Tatar and Erdogan have also engaged in provocative moves including the partial reopening of the abandoned resort of Varosha on the occupied side, and Turkey is drilling for oil and gas in Cypriot waters, defying soft sanctions from the European Union, to which the Greek-Cypriot side is a member.

Russia’s invasion of Ukraine has seen Erdogan try to establish himself as a major player in the region, including saying that he wants peace, and Anastasiades gave him the chance to prove it, said The Cyprus Mail.

He said there was now an opportunity for Erdogan to show he meant what he said or “if it was not said just to creat impressions,” the Turkish President. However, making no effort to back reunification talks.

“What has been said to us, despite what the President of Turkey said … is that until the Turkish elections there is no intention on their part to take any initiative to resolve the Cyprus issue,” Anastasiades said.

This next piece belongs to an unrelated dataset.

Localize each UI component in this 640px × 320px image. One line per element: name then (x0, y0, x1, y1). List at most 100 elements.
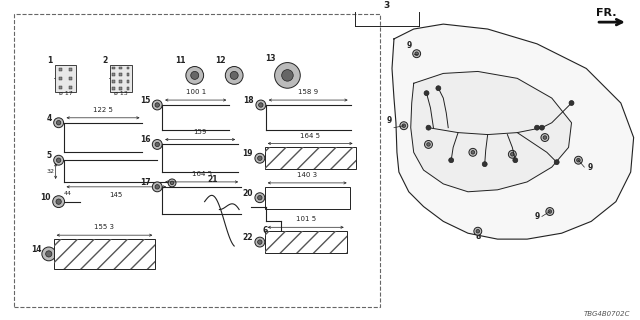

“I heard the Turkish president say that he seeks peace in the region and a solution to the Cyprus problem. If this is indeed his wish, we have proved in practice that the dialogue and our positive suggestions, which do not ignore the concerns of the Turkish-Cypriots but also of the Greek-Cypriots would be a given,” he added.

DON’T DRILL, BABY, DON’T DRILL

Anastasiades, who said he wouldn’t talk either as long as Turkey is still drilling, said that he wants a new initiative from the UN, with the backing of the United States and the EU, although Turkey rejects any role for the EU.

He said he told US Undersecretary of State Victoria Nuland when she visited the island earlier in April that he was open to the idea of talking again but she, too, has been unable to get Tatar to budge.

Asked if Russia’s invasion of Ukraine would impact Cyprus’ hopes of becoming whole again, or finding some solution to what looks like permanent partition – which Tatar said he wants – Anastasiades told the paper that, “I have the impression that the Ukrainian crisis is an opportunity for Europe, the Americans, but also the United Nations to create conditions for resolving outstanding problems related to the causes of the Ukrainian war.”

It was well known, he added, that the EU was looking for alternative energy sources and these sources were available in the Levantine basin and in the Eastern Mediterranean, either through Israeli, Egyptian or Cypriot deposits.

“It is now even more urgent to see an initiative from the EU and the UN but also from the United States, which says it would like to see Turkey involved in the Mediterranean,” Anastasiades said.

With the US siding with Turkish objections to the proposed EastMed pipeline involving Cyprus, Greece and Israel and pulling its support, Erdogan also got an advantage when Washington said Turkey should take part in energy hunts after earlier saying that was Cyprus’ sovereign right in its own waters.

Anastasiades put up conditions that would likely be deal-breakers, including for Turkey to back off drilling and for a solution that is baed on a federal state, free of guarantors and “consequently a dependence on the influences of third countries.”

Turkey, along with Greece and the former Colonial ruler the United Kingdom, which still has bases on the islands, is a guarantor of security but there is also a UN peacekeeping force and Anastasiades doesn’t want foreign countries.

He said he wanted in March to raise the idea of the talks restarting under the aegis of the UN, EU and US but the Russian invasion of Ukraine put all other geopolitical issues around the world essentially on hold now.